A5: If the fan is sold at a discount of 25% and the cost price is 1800, the selling price would be:

$$SP = 1800 - (25\% \text{ of } 1800)$$

$$SP = 1800 - (0.25 \times 1800)$$

$$SP = 1800 - 450$$

$$SP = 1350$$

Therefore, the selling price of the fan is 1350.

Q6: Can I use the formula to find the selling price if the discount percentage is not 25%?

A6: Yes, you can use the formula to find the selling price if the discount percentage is not 25%. Simply replace the discount percentage (25%) with the actual discount percentage.

For example, if the discount percentage is 30%, the selling price would be:

$$SP = MP - (30\% \text{ of } MP)$$

Where:

• $SP$ is the selling price
• $MP$ is the marked price (or the cost price)
• $D \%$ is the discount percentage (30% in this case)

Q7: What is the implication of selling the fan at a discount?

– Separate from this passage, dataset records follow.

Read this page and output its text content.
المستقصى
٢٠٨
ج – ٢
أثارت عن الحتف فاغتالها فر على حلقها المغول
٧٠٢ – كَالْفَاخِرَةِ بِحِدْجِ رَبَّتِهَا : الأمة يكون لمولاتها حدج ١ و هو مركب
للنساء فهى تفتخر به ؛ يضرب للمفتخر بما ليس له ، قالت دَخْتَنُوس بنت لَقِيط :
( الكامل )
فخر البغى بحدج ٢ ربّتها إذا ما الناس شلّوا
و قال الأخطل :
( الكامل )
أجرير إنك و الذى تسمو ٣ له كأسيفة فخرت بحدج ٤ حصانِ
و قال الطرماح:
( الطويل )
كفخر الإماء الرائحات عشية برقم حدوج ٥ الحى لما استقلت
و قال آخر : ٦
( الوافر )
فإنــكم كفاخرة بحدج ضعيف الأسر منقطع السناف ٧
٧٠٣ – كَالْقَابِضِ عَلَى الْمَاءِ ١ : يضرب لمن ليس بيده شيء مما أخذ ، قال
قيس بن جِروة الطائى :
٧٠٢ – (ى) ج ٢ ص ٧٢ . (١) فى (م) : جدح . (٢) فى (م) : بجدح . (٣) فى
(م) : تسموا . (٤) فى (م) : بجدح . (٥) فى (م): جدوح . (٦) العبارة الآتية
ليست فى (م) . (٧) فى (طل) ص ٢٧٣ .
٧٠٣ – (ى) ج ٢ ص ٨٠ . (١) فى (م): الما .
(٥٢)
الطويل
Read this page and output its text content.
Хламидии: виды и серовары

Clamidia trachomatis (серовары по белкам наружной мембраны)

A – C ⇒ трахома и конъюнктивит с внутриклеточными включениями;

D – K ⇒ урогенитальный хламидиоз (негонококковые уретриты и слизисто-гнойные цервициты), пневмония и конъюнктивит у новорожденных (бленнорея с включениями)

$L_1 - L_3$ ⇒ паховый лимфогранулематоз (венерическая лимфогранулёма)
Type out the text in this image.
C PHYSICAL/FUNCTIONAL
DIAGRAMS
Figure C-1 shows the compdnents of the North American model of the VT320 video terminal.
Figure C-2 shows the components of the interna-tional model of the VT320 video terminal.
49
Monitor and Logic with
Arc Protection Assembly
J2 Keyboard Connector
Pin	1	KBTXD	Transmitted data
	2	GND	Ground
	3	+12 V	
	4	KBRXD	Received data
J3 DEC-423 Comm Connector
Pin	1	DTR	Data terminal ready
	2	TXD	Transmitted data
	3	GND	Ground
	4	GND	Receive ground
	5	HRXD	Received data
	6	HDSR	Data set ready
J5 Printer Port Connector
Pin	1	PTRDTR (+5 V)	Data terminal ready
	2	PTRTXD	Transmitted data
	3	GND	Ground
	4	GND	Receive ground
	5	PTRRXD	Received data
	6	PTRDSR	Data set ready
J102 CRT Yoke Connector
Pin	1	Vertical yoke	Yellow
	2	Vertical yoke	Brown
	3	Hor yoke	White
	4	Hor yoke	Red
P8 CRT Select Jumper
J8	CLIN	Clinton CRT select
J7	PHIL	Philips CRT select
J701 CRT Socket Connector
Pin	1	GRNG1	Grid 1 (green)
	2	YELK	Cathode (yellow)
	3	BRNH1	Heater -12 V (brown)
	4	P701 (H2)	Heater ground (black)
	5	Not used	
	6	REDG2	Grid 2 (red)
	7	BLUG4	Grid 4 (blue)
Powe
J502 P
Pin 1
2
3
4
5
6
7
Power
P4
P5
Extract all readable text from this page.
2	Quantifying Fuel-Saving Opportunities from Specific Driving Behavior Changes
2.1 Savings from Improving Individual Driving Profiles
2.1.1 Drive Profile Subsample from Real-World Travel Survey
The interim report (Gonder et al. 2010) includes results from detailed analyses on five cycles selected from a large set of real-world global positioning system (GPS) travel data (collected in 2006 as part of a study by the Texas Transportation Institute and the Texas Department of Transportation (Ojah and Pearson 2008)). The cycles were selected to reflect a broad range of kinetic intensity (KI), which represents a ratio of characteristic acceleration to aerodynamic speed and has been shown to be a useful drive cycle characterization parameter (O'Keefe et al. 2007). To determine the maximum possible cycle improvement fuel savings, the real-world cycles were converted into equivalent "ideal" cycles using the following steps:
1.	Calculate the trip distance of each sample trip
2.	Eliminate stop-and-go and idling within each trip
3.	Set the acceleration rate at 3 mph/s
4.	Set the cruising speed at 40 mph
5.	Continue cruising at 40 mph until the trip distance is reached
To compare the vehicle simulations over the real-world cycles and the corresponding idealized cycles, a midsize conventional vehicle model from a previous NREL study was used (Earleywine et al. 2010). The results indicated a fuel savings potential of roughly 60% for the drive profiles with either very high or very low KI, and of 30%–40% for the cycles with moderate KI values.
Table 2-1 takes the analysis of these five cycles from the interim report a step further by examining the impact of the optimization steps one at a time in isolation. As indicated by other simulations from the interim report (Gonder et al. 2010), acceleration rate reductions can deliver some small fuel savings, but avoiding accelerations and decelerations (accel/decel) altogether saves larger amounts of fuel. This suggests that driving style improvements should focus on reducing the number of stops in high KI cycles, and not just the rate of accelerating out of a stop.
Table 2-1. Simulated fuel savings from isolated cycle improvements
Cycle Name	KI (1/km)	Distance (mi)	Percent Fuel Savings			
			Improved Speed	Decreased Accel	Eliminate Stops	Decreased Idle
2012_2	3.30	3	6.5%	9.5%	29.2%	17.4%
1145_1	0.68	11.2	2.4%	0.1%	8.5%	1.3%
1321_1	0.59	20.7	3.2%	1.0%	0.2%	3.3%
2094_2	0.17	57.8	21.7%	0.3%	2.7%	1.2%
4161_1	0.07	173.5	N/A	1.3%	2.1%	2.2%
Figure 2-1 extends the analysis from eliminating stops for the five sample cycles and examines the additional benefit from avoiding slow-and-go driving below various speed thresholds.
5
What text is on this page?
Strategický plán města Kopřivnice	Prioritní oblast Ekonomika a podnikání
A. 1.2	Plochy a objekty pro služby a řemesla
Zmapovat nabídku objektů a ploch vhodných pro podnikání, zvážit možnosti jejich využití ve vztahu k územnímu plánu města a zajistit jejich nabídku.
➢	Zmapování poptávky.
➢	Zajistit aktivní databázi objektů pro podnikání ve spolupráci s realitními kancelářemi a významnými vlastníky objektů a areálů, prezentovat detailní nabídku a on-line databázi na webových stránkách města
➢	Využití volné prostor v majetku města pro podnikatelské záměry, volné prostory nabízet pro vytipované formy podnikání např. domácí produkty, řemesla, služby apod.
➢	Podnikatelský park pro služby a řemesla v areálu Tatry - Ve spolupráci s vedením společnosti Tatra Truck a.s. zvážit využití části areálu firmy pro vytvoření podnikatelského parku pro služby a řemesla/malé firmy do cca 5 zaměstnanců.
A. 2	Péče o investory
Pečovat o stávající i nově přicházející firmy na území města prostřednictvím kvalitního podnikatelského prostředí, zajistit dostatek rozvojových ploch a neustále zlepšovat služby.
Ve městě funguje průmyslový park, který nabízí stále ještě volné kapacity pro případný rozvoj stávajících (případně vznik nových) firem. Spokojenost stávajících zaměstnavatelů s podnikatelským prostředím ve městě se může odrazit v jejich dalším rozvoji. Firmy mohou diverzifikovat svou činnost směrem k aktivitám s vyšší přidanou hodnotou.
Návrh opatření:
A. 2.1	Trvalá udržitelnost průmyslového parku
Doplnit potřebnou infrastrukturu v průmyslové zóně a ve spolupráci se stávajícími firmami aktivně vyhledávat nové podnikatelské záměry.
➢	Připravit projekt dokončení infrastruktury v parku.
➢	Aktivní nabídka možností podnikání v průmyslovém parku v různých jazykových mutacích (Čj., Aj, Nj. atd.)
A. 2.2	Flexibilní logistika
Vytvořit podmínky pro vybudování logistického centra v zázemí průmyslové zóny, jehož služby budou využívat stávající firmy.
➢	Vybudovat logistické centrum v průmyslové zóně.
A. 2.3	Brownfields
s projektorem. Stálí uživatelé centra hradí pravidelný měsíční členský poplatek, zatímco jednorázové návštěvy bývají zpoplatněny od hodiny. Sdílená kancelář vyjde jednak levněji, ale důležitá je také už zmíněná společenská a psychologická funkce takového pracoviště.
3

A7: The implication of selling the fan at a discount is that the customer is paying a lower price than the marked price. This means that the customer is paying a percentage of the marked price, which is the selling price.

For example, if the marked price is 1800 and the selling price is 1350, the customer is paying 75% of the marked price (1350/1800 = 0.75).

Q8: Can I use the formula to find the selling price if the marked price is not 1800?

A8: Yes, you can use the formula to find the selling price if the marked price is not 1800. Simply replace the marked price (1800) with the actual marked price.

For example, if the marked price is 2000 and the discount percentage is 25%, the selling price would be:

$$SP = 2000 - (25\% \text{ of } 2000)$$

$$SP = 2000 - (0.25 \times 2000)$$

$$SP = 2000 - 500$$

$$SP = 1500$$

Therefore, the selling price of the fan is 1500.

In conclusion, finding the selling price of a fan using a mathematical formula is a straightforward process. By understanding the formula and its implications, businesses can make informed decisions about pricing their products and services, ultimately leading to increased sales and revenue.